Jenseits der USA gibt es zwar in China grosse Cloud-Anbieter. Sie sind Platzhirsche auf dem chinesischen Heimatmarkt sind, spielen aber ausserhalb Chinas kaum eine Rolle. Derzeit haben die chinesischen Unternehmen auch nur bedingt Zugang zu wichtigen Technologien wie GPUs. Hier greifen aktuell die Handelsbeschränkungen der US-Regierung, die GPU-Exporte nach China unterbinden. Somit ist wahrscheinlich, dass einige wenige US-Unternehmen den Markt für schnelle KI-Rechenzentren dominieren werden. Ausserdem ist zu erwarten, dass sich hier neue Gatekeeper herauskristallisieren werden, die entscheiden, wer Zugang zu KI bekommt und wer nicht.

Nutzen für Softwarefirmen

Doch nicht nur Halbleiterhersteller und Cloudanbieter sollten von der jüngsten Entwicklung im Markt für KI profitieren, sondern auch Softwarefirmen. «Hier ist aber wichtig, dass dies wohl nicht flächendeckend gilt: Eine spezielle KI-Lösung muss einen echten Mehrwert bieten, während gleichzeitig der Mehrwert grösser sein muss, als der negative Effekt bedingt durch eine geringer ausfallende Nutzung der Software aufgrund von weniger benötigten Mitarbeitenden», schreibt Hagen Ernst. Die Softwarekosten richten sich in der Regel danach, wie viele Mitarbeitende die Lösung nutzen. Microsoft ist dank der Nutzung von ChatGPT gut positioniert. Das generative Sprachmodell hat mittlerweile über 100 Millionenm Nutzer und ist somit die erste breit genutzte KI. Die Strategie von Microsoft besteht darin, ChatGPT im Clouddienst Azure, in der Suchmaschine Bing und in den Office-Programmen zu integrieren. Andere Anbieter arbeiten beispielsweise mit staatlichen Behörden, unter anderem dem Militär, zusammen. Solche KI-Lösungen sollen etwa verdächtige Aktivitäten frühzeitig erkennen können.

Newcomer oder etablierte Technologie-Konzerne?

Generell ist Grösse ein entscheidender Wettbewerbsvorteil, da Investitionen in KI-Lösungen oftmals sehr langwierig sind und enorme Ressourcen für Forschung und Entwicklung erfordern. Jedoch steigt mit KI das Risiko, dass grosse etablierte Unternehmen verdrängt werden und ihre Marktmacht verlieren könnten. Das zeigt das jüngste Beispiel anhand von ChatGPT. Jahrelang galt Google-Mutter Alphabet im Bereich KI als führend und entwickelt sogar zusammen mit Broadcom eigene Hochleistungschips. Nun allerdings könnte das Unternehmen ihre Vorherrschaft in diesem Bereich verlieren. Erst durch ChatGPT und deren verblüffend gute Ergebnisse gelang der Durchbruch von KI auf breiter Front. Aktuell scheint es so, dass ChatGPT mindestens ebenbürtig, wenn nicht sogar besser ist als BARD von Google.

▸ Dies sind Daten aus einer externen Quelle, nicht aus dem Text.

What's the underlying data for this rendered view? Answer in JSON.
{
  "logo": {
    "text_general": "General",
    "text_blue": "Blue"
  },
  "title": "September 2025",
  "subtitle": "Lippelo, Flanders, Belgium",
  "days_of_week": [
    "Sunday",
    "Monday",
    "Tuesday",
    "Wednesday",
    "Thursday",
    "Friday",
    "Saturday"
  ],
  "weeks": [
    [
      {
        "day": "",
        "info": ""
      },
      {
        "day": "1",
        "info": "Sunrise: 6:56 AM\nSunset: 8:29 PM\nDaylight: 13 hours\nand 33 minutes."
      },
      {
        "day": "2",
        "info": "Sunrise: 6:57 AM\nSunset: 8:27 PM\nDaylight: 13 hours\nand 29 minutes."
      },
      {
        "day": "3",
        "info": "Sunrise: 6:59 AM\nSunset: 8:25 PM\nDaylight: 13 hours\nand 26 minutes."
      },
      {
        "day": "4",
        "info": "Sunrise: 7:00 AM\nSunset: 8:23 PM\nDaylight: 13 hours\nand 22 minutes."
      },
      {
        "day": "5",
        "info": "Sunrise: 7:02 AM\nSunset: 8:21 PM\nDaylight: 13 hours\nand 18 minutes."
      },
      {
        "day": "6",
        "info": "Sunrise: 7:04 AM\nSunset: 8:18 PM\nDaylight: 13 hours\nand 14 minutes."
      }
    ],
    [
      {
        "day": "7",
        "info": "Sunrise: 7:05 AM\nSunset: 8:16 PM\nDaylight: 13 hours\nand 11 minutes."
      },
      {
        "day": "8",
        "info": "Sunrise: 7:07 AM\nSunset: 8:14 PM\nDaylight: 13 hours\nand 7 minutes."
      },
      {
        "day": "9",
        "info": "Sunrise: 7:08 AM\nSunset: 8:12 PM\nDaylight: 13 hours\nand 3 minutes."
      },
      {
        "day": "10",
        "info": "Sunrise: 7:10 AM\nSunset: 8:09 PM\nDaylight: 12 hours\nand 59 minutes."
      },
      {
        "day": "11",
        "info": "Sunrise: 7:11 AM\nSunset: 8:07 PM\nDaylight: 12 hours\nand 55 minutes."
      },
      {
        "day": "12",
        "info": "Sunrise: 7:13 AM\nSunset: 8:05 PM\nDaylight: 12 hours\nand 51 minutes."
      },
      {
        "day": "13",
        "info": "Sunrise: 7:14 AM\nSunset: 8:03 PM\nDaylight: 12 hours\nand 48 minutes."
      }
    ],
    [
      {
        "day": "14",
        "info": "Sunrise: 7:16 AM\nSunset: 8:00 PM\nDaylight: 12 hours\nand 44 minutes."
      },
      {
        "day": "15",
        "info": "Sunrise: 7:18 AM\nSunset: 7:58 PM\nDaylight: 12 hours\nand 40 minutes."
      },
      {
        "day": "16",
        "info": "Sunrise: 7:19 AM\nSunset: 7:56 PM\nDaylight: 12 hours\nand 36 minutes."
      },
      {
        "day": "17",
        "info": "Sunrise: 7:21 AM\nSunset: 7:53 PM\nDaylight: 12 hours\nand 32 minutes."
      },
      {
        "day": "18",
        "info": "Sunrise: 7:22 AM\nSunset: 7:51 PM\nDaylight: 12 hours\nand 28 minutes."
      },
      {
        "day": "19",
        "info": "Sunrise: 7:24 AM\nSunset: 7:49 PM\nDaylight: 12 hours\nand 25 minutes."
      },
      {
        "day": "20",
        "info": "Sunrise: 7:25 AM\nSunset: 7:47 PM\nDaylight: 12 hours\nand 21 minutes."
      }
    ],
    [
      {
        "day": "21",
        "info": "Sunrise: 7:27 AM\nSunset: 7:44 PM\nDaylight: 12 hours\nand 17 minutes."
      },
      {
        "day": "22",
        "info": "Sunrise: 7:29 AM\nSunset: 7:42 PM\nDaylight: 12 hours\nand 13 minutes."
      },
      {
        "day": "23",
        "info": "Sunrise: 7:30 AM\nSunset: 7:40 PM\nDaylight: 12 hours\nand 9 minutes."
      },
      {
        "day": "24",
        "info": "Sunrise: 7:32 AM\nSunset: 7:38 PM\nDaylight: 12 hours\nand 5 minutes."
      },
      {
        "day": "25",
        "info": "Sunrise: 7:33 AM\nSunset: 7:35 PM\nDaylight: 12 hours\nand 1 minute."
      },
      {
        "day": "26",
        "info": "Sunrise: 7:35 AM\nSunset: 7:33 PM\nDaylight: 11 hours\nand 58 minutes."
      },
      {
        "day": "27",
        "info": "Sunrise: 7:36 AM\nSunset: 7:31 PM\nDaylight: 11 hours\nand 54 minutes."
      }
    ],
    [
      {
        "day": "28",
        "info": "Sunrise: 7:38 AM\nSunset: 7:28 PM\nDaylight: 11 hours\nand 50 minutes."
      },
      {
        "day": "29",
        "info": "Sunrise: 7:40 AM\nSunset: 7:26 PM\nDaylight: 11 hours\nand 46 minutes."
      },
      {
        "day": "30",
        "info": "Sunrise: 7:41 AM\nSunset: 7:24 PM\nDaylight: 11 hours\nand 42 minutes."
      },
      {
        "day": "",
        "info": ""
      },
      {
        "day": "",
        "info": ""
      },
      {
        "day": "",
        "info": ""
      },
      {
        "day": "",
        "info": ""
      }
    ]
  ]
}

Wo Licht ist, ist auch Schatten: Risiken von KI

Neben zahlreichen Chancen birgt KI aber auch viele Risiken. So lassen sie beispielsweise Bilder bereits jetzt so manipulieren, dass nicht mehr erkennbar ist, ob es sich hierbei um Fälschungen handelt oder nicht. Weiterhin kann KI auch zu zerstörerischen Zwecken wie zum Beispiel der Kriegsführung genutzt werden. Eine einheitliche Regulierung wäre hier nötig die in der Ausgestaltung aber extrem schwierig umsetzbar sein dürfte.

Fazit

«Interessant wird sein, wer künftig von der rasanten Entwicklung von KI profitieren kann. Vor allem der Halbleitersektor und hier vor allem die Chiphersteller von Hochleistungsprozessoren sollten durch KI einen Wachstumsschub erzielen. Doch auch Cloudanbieter, die massiv in KI-Rechenzentren investieren, dürften zu den Gewinnern zählen. Neue Gatekeeper könnten entstehen. Im Softwaresektor dürften hingegen Unternehmen mit Fokus auf Datenanalyse und Auswertung profitieren.»